In learning from demonstration, a model is first trained to mimic the behaviour of an existing expert, and then goes on to learn directly from its actions. In the context of query optimisation, we would first train a model to mimic the actions taken by an existing optimiser (indexes, join orderings, pruning of bad plans etc.), and then switch to optimising queries directly bypassing the ‘mentor’ optimiser. In this second phase the agent fine-tunes its own policy. The advantage of this strategy is that mimicking the existing optimiser in the early stages helps the optimiser agent to avoid the ‘obviously bad’ parts of the search space.

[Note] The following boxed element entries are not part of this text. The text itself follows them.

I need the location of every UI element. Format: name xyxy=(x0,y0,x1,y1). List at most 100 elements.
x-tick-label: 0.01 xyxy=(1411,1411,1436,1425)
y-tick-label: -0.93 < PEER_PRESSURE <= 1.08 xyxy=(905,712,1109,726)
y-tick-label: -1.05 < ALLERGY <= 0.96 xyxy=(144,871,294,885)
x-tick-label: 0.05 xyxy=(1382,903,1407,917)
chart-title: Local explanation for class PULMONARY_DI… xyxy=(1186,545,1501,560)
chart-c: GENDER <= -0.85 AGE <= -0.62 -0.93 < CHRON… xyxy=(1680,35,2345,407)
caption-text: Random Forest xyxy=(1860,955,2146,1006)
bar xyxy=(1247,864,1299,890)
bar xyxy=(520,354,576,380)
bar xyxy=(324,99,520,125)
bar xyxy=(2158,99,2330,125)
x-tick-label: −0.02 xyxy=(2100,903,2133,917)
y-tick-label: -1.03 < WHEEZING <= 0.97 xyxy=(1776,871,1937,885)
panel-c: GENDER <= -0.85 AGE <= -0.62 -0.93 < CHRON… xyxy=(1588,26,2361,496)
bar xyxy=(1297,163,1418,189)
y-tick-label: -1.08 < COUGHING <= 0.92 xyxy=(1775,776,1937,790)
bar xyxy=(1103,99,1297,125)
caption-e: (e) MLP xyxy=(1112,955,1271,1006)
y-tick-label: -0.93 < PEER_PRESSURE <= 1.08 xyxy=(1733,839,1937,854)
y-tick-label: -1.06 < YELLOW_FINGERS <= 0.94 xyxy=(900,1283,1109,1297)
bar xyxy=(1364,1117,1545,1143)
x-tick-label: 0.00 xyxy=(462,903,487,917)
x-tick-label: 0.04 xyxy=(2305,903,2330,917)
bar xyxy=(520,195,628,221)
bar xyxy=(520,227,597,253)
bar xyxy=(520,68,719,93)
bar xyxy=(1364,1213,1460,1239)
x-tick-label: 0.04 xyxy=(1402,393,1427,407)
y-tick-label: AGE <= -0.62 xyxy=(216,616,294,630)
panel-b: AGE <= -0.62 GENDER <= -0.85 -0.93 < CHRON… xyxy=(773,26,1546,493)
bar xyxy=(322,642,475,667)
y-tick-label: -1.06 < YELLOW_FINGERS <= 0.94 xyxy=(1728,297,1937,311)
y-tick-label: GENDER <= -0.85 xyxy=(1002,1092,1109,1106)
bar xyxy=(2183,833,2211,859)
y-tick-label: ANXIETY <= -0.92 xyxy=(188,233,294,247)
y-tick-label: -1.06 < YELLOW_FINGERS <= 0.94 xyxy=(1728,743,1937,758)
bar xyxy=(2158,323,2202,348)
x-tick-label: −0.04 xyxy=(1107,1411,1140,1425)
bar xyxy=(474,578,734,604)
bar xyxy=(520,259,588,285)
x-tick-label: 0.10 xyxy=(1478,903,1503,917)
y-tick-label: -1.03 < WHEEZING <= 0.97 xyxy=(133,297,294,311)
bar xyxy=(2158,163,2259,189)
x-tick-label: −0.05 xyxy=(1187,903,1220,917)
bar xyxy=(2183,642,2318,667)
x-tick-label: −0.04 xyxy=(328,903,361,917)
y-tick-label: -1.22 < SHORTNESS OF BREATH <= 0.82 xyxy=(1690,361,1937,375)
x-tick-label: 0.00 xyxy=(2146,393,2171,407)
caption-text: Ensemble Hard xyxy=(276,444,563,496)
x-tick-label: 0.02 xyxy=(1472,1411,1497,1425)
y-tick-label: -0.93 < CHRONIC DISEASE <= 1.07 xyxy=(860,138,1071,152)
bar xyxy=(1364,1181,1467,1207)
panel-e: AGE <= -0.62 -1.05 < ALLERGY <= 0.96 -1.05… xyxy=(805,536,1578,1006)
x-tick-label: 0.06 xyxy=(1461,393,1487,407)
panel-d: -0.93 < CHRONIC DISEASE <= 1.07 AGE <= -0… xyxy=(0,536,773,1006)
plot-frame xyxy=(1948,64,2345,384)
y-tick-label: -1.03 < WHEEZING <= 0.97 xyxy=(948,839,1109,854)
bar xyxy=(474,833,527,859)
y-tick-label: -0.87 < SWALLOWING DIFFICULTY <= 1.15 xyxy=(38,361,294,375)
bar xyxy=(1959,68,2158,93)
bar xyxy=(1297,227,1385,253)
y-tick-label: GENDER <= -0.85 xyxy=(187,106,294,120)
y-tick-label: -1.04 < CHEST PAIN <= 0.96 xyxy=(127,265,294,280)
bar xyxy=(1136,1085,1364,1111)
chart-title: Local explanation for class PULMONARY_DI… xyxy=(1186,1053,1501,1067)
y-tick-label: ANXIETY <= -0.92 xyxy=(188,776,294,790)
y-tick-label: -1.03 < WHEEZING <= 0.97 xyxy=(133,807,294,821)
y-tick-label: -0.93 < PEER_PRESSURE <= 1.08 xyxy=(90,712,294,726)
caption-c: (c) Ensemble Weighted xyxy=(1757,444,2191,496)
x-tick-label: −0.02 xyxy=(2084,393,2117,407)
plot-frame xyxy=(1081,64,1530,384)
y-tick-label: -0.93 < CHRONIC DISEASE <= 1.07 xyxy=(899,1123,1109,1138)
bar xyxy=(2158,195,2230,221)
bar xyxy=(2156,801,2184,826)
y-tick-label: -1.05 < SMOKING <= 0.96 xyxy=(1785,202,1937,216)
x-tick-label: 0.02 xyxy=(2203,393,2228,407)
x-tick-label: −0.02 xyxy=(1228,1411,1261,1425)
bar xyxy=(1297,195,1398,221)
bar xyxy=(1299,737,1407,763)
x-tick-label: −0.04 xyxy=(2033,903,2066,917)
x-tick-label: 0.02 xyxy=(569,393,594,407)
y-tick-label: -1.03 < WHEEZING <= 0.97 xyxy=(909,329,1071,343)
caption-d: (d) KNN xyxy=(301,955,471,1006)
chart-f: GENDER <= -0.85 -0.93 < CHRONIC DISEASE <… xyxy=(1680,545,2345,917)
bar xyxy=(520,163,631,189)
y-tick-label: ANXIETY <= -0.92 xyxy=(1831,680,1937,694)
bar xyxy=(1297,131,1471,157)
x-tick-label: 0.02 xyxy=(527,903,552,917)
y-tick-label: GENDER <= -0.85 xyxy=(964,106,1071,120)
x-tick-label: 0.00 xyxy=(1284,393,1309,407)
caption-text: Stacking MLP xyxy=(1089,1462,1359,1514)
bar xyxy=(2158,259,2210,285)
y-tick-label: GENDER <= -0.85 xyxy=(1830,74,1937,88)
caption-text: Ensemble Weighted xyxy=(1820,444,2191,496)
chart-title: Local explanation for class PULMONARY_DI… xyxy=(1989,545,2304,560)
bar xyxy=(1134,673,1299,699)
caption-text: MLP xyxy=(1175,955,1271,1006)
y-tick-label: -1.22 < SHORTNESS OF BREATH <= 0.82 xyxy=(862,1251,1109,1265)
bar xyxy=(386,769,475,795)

Since the behavior of the model in the second phase should not initially stray too far from the behavior of the expert system, we do not have to worry about executing any exceptionally poor query plans. Additionally, since the second training phase only needs to fine-tune an already-performant model, the delayed reward signal is of far less consequence.

#### Cost model bootstrapping

Cost model bootstrapping uses a very similar in spirit two-phase approach. In the first phase, instead of learning to mimic the actions of an existing expert optimiser, the judgements of the existing expert optimiser (i.e., it’s cost model) are used to bring the agent to an initial level of competence. The optimiser’s cost model is used as the reward signal during initial training, and once the agent has learned to produce good policies according to the cost model, it is then switched to learning from a reward based on actual query latency.

One complication is doing this is that the reward units (scale) need to be consistent across the costs produced by the query optimiser cost model, and the latency measurements of actual query executions. We could apply some kind of normalisation across the two, or alternatively transfer the weights from the first network to a new network (transfer learning).

#### Incremental learning

Incremental learning attempts to mitigate the issues stemming from poor query plans early in the learning cycle by beginning learning on simpler problems:

… incrementally learning query optimization by first training a model to handle simple cases and slowly introducing more complexity. This approach makes the extremely large search space more manageable by dividing it into smaller pieces.

In the context of query optimisation, we can make problems easier by reducing the number of relations, or by reducing the number of dimensions to be considered. That leads to a problem space that looks like this:

We could therefore try starting with a small number of pipeline phases and gradually introducing more, as shown in the following figure:

Or we could try starting with small examples and gradually focus on larger and larger queries.

Maybe a hybrid strategy will be best, starting with join order and small queries, and gradually increasing sophistication in both dimensions.